We decided to go the other way: we built a public calculator that computes the quote live using the prices from our real service catalog, the same one we use in commercial proposals. This article is that catalog put in writing: the same services, the same amounts.

Two honest disclaimers before we start:

These are Spanish-market prices (in euros): and reflect our catalog as of publication (July 2026). If we ever update our rates, the calculator wins: it's the living source.
They are orientative starting prices: the final one is confirmed in a 30-minute call once we understand the case. That's why the calculator doesn't give a single round number but a range (explained below).

The base price, line by line

Every quote in the calculator starts from a base line item depending on project type and tier. These are the exact amounts:

Project typeEssential tierMid tierHigh tier
Corporate website€1,200€3,500€9,000
Online store€1,875€4,875€11,250
Custom software€4,500€13,500€33,750
Mobile app€9,000€22,500€52,500
AI (chatbot → custom agent)€1,125€3,750€13,500

So that "tier" isn't hot air, this is what separates each level for a corporate website:

Essential (€1,200): 5-7 pages — home, services, contact and blog — responsive, base SEO, contact form and WhatsApp.
Custom (€3,500): 8-15 pages, fully custom UX/UI design, blog/CMS, basic multilanguage, CRO and CRM integration.
Premium (€9,000): private areas, ERP/CRM integrations, full multilanguage and enterprise-grade performance.

Two quick reads of the table that surprise almost everyone: an MVP app (€9,000) costs exactly the same as a premium website, and an AI chatbot (€1,125) costs less than an essential corporate website.

The honest range: why the calculator doesn't give one round number

When you configure a project, the calculator doesn't return a single figure: it returns a range that goes from the catalog price to that same price +15%, rounded to the nearest €50. That's exactly how it's written in the code.

Example with the custom website: €3,500 starting point → a range of €3,500 to €4,050 (3,500 × 1.15 = 4,025, rounded to 4,050).

Why +15% and not a fixed number? Because the catalog itself manages every project as a ±15% range: it's the realistic margin for what surfaces in the kickoff call — an integration nobody mentioned, content that needs migrating, one more section. We'd rather show you that margin from minute one than hand you a pretty number that later grows in the fine print.

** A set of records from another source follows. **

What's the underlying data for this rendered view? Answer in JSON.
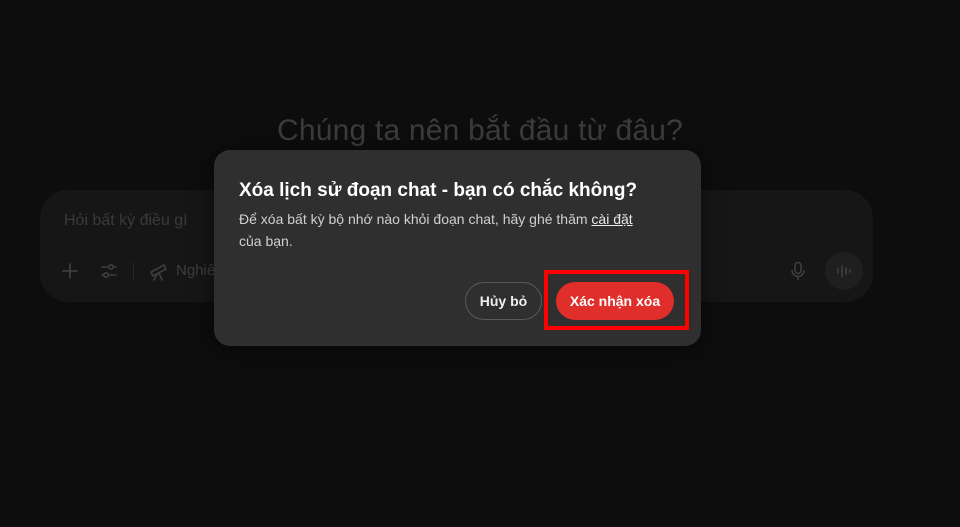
{
  "background": {
    "heading": "Chúng ta nên bắt đầu từ đâu?",
    "composer": {
      "placeholder": "Hỏi bất kỳ điều gì",
      "tool_label": "Nghiê",
      "icons": [
        "plus-icon",
        "sliders-icon",
        "telescope-icon",
        "microphone-icon",
        "voice-wave-icon"
      ]
    }
  },
  "dialog": {
    "title": "Xóa lịch sử đoạn chat - bạn có chắc không?",
    "body_prefix": "Để xóa bất kỳ bộ nhớ nào khỏi đoạn chat, hãy ghé thăm ",
    "body_link": "cài đặt",
    "body_suffix": "của bạn.",
    "cancel_label": "Hủy bỏ",
    "confirm_label": "Xác nhận xóa"
  },
  "colors": {
    "page_bg": "#0d0d0d",
    "modal_bg": "#2f2f2f",
    "confirm_button": "#e02e2a",
    "highlight": "#ff0000"
  }
}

The extras, with their exact price

On top of the base line item, the calculator lets you add extras. Each one has its price and is added as-is to the breakdown:

ExtraPriceType
AI chatbot (web + WhatsApp)€1,125One-off
AI process automation€3,750One-off
Local SEO€600/moRecurring
National SEO€1,200/moRecurring
Basic maintenance€60/moRecurring
Premium maintenance (online stores)€350/moRecurring

Three behaviors that are also deliberate decisions:

Local and national SEO are mutually exclusive: the calculator won't let you tick both at once, because paying for both makes no sense.
Maintenance changes with the project: if you configure an online store, the calculator automatically applies the premium plan (€350/mo), not the basic one. A store has payments, stock and orders: more surface to maintain.
Extra languages are the only line without a fixed price: in the custom website, the premium website and the advanced e-commerce, multilanguage is already included in the base price; in the other tiers it's adjusted on the call, because it depends entirely on the volume of content to translate. It's the only "it depends" we allow ourselves, and it's flagged as such in the calculator itself.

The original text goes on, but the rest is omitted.